Re: [GIT PULL] Ceph fixes for -rc7

From: Ilya Dryomov
Date: Wed Mar 30 2016 - 04:04:25 EST


On Wed, Mar 30, 2016 at 4:40 AM, NeilBrown <neilb@xxxxxxxx> wrote:
> On Wed, Mar 30 2016, Yan, Zheng wrote:
>
>> On Wed, Mar 30, 2016 at 8:24 AM, NeilBrown <neilb@xxxxxxxx> wrote:
>>> On Fri, Mar 25 2016, Ilya Dryomov wrote:
>>>
>>>> On Fri, Mar 25, 2016 at 5:02 AM, NeilBrown <neilb@xxxxxxxx> wrote:
>>>>> On Sun, Mar 06 2016, Sage Weil wrote:
>>>>>
>>>>>> Hi Linus,
>>>>>>
>>>>>> Please pull the following Ceph patch from
>>>>>>
>>>>>> git://git.kernel.org/pub/scm/linux/kernel/git/sage/ceph-client.git for-linus
>>>>>>
>>>>>> This is a final commit we missed to align the protocol compatibility with
>>>>>> the feature bits.
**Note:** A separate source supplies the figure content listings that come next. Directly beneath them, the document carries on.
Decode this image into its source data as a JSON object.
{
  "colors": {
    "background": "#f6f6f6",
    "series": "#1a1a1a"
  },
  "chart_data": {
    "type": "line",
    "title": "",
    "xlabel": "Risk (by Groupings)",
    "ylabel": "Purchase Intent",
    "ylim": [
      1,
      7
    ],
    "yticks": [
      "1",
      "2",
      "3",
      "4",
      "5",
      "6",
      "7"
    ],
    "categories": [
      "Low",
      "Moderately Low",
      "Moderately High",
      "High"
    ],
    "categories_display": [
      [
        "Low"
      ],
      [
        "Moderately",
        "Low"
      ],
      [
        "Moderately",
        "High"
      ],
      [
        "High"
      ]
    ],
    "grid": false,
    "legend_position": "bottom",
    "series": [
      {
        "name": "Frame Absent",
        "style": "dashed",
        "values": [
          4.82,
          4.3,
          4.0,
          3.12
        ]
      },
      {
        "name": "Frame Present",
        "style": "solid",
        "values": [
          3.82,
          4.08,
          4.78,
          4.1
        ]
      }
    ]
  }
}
It decodes a few extra fields in two different messages
>>>>>> and reports EIO when they are used (not yet supported).
>>>>>>
>>>>>> Thanks!
>>>>>> sage
>>>>>>
>>>>>>
>>>>>> ----------------------------------------------------------------
>>>>>> Yan, Zheng (1):
>>>>>> ceph: initial CEPH_FEATURE_FS_FILE_LAYOUT_V2 support
>>>>>
>>>>> Just wondering, but was CEPH_FEATURE_FS_FILE_LAYOUT_V2 supposed to have
>>>>> exactly the same value as CEPH_FEATURE_NEW_OSDOPREPLY_ENCODING (and
>>>>> CEPH_FEATURE_CRUSH_TUNABLES5)??
>>>>
>>>> Yes, that was the point of getting it merged into -rc7.
>>>
>>> I did wonder if that might be the case.
>>>
>>>>
>>>>> Because when I backported this patch (and many others) to some ancient
>>>>> enterprise kernel, it caused mounts to fail. If it really is meant to
>>>>> be the same value, then I must have some other backported issue to find
>>>>> and fix.
>>>>
>>>> It has to be backported in concert with changes that add support for
>>>> the other two bits.
>>>
>>> I have everything from fs/ceph and net/ceph as of 4.5, with adjustments
>>> for different core code.
>>>
>>>> How did mount fail?
>>>
>>> "can't read superblock".
>>> dmesg contains
>>>
>>> [ 50.822479] libceph: client144098 fsid 2b73bc29-3e78-490a-8fc6-21da1bf901ba
>>> [ 50.823746] libceph: mon0 192.168.1.122:6789 session established
>>> [ 51.635312] ceph: problem parsing mds trace -5
>>> [ 51.635317] ceph: mds parse_reply err -5
>>> [ 51.635318] ceph: mdsc_handle_reply got corrupt reply mds0(tid:1)
>>>
>>> then a hex dump of header:, front: footer:
>>>
>>> Maybe my MDS is causing the problem? It is based on v10.0.5 which
>>> contains
>>>
>>> #define CEPH_FEATURE_CRUSH_TUNABLES5 (1ULL<<58) /* chooseleaf stable mode */
>>> // duplicated since it was introduced at the same time as CEPH_FEATURE_CRUSH_TUN
>>> #define CEPH_FEATURE_NEW_OSDOPREPLY_ENCODING (1ULL<<58) /* New, v7 encoding */
>>>
>>> in ceph_features.h i.e. two features using bit 58, but not
>>> FS_FILE_LAYOUT_V2
>>>
>>> Should I expect Linux 4.5 to work with ceph 10.0.5 ??
>>
>> Sorry, cephfs in linux 4.5 does not work with 10.0.5. Please upgrade
>> to ceph 10.1.0
>>
>
> Ahhh.. I do wonder at the point of feature flags if they don't let you
> run any client with any server...
> Is there a compatability matrix published somewhere?
> If I have to stay with 10.0.5 (I don't know yet), it is safe to use
> Linux-4.4 code?

10.0.* are all development cuts, we didn't even built packages for
some of them. 10.1.0 is the first release candidate. You can think of
10.0.5 as a random pre-rc1 kernel snapshot, aimed at brave testers, so
you do want to upgrade.

The reason it doesn't work is those three features are all defined to
the same value, but two of them got added earlier in the 10.0.* cycle.
CEPH_FEATURE_FS_FILE_LAYOUT_V2 came in last, after 10.0.5.

Thanks,

Ilya